Rekan Indonesia Jatim Kecam Keras Penolakan Pasien Gawat Darurat: Nyawa Bukan Urusan Administrasi

Penulis : -
Rekan Indonesia Jatim Kecam Keras Penolakan Pasien Gawat Darurat: Nyawa Bukan Urusan Administrasi
Ketua Rekan Indonesia Jawa Timur, Bagus Romadon, berorasi mengecam praktik penolakan pasien gawat darurat di depan Kantor Dinas Kesehatan Kabupaten Kediri. ( foto: ceurit.news)

KEDIRI, Celurit.news — Kolektif Pimpinan Wilayah (KPW) Relawan Kesehatan (Rekan) Indonesia Provinsi Jawa Timur mengecam keras praktik penolakan pasien gawat darurat oleh sejumlah rumah sakit di Indonesia. Aksi kecaman itu disuarakan dalam Aksi Nasional Serentak yang digelar di 10 kota besar untuk memperingati Hari Kesehatan Nasional (HKN).

Ketua KPW Rekan Indonesia Jawa Timur, Bagus Romadon, menegaskan bahwa penolakan pasien dengan alasan administrasi, status BPJS nonaktif, atau ketidakmampuan membayar adalah tindakan keji dan melanggar hukum kemanusiaan.

“Tidak ada alasan bagi IGD atau UGD menolak pasien gawat darurat. Setiap penolakan berarti mengabaikan nyawa manusia dan melanggar konstitusi kemanusiaan. Ini bukan sekadar pelanggaran etik, tapi pidana,” tegas Bagus Romadon saat orasi di depan Dinas Kesehatan Kabupaten Kediri, Rabu (12/11/2025).

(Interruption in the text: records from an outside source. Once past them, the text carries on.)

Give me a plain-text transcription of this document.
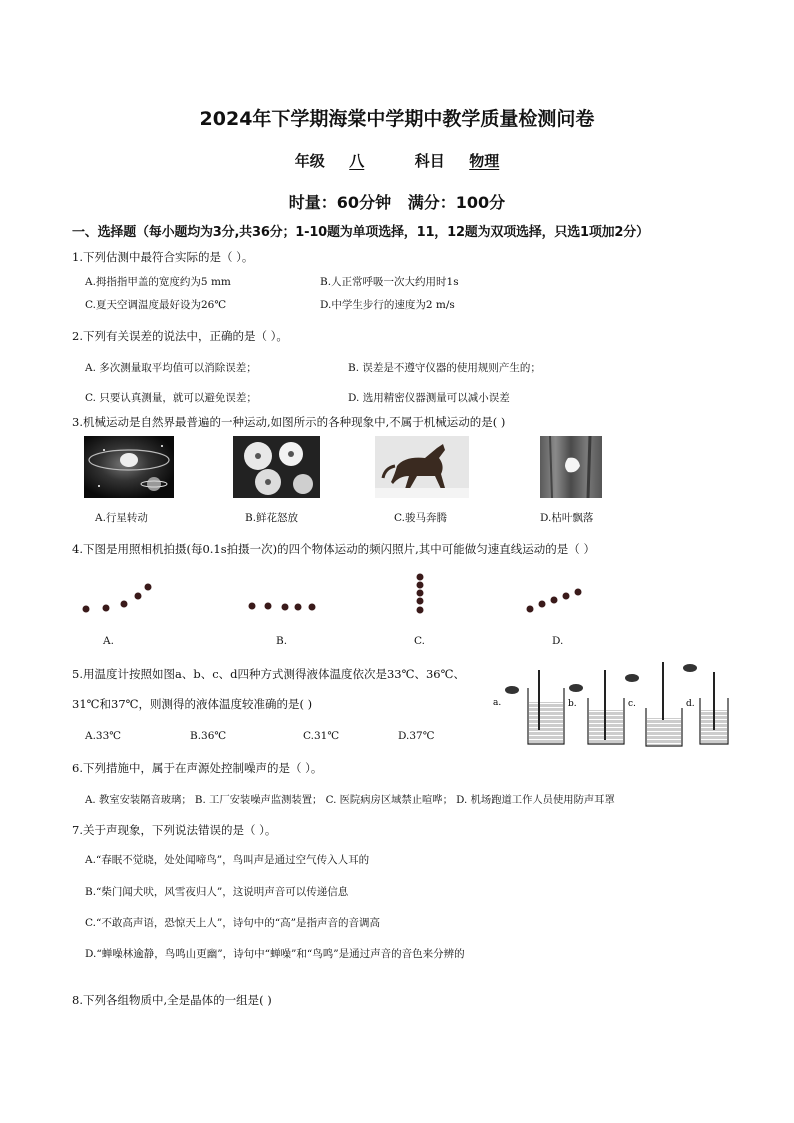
2024年下学期海棠中学期中教学质量检测问卷
年级 八	科目 物理
时量：60分钟   满分：100分
一、选择题（每小题均为3分,共36分；1-10题为单项选择，11，12题为双项选择，只选1项加2分）
1.下列估测中最符合实际的是（ ）。
A.拇指指甲盖的宽度约为5 mm	B.人正常呼吸一次大约用时1s
C.夏天空调温度最好设为26℃	D.中学生步行的速度为2 m/s
2.下列有关误差的说法中，正确的是（ ）。
A. 多次测量取平均值可以消除误差；	B. 误差是不遵守仪器的使用规则产生的；
C. 只要认真测量，就可以避免误差；	D. 选用精密仪器测量可以减小误差
3.机械运动是自然界最普遍的一种运动,如图所示的各种现象中,不属于机械运动的是( )
A.行星转动	B.鲜花怒放	C.骏马奔腾	D.枯叶飘落
4.下图是用照相机拍摄(每0.1s拍摄一次)的四个物体运动的频闪照片,其中可能做匀速直线运动的是（ ）
A.	B.	C.	D.
5.用温度计按照如图a、b、c、d四种方式测得液体温度依次是33℃、36℃、
31℃和37℃，则测得的液体温度较准确的是( )
A.33℃	B.36℃	C.31℃	D.37℃
a.	b.	c.	d.
6.下列措施中，属于在声源处控制噪声的是（ ）。
A. 教室安装隔音玻璃； B. 工厂安装噪声监测装置； C. 医院病房区域禁止喧哗； D. 机场跑道工作人员使用防声耳罩
7.关于声现象，下列说法错误的是（ ）。
A.“春眠不觉晓，处处闻啼鸟”，鸟叫声是通过空气传入人耳的
B.“柴门闻犬吠，风雪夜归人”，这说明声音可以传递信息
C.“不敢高声语，恐惊天上人”，诗句中的“高”是指声音的音调高
D.“蝉噪林逾静，鸟鸣山更幽”，诗句中“蝉噪”和“鸟鸣”是通过声音的音色来分辨的
8.下列各组物质中,全是晶体的一组是( )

Rekan Indonesia menegaskan, regulasi kesehatan nasional telah secara jelas mewajibkan fasilitas kesehatan memberikan pelayanan darurat tanpa memandang status administrasi.

Undang-Undang Nomor 36 Tahun 2009 tentang Kesehatan dan Undang-Undang Nomor 44 Tahun 2009 tentang Rumah Sakit, serta Permenkes Nomor 47 Tahun 2018, melarang keras penolakan pasien darurat dengan alasan apapun, termasuk tanpa identitas, jaminan, atau biaya.

“Kami mendesak Kementerian Kesehatan dan aparat penegak hukum untuk menindak tegas rumah sakit yang terbukti menolak pasien gawat darurat. Jangan tunggu korban meninggal baru bertindak. Nyawa rakyat bukan alat tawar-menawar administratif,” tegasnya.

Dalam aksinya, Rekan Indonesia Jawa Timur juga menyerukan agar pemerintah daerah dan Ombudsman RI aktif menindaklanjuti setiap laporan masyarakat terkait penolakan pasien di rumah sakit.

 “Kami akan terus mengawal kasus, mendampingi keluarga korban, dan memastikan hukum berpihak pada kemanusiaan,” tambah Bagus.

Aksi damai di depan Kantor Dinas Kesehatan Kabupaten Kediri berlangsung tertib dan kondusif. Perwakilan Rekan Indonesia diterima oleh Komisi IV DPRD Kabupaten Kediri untuk membahas langkah konkret penegakan hak masyarakat atas layanan kesehatan darurat yang manusiawi dan berkeadilan.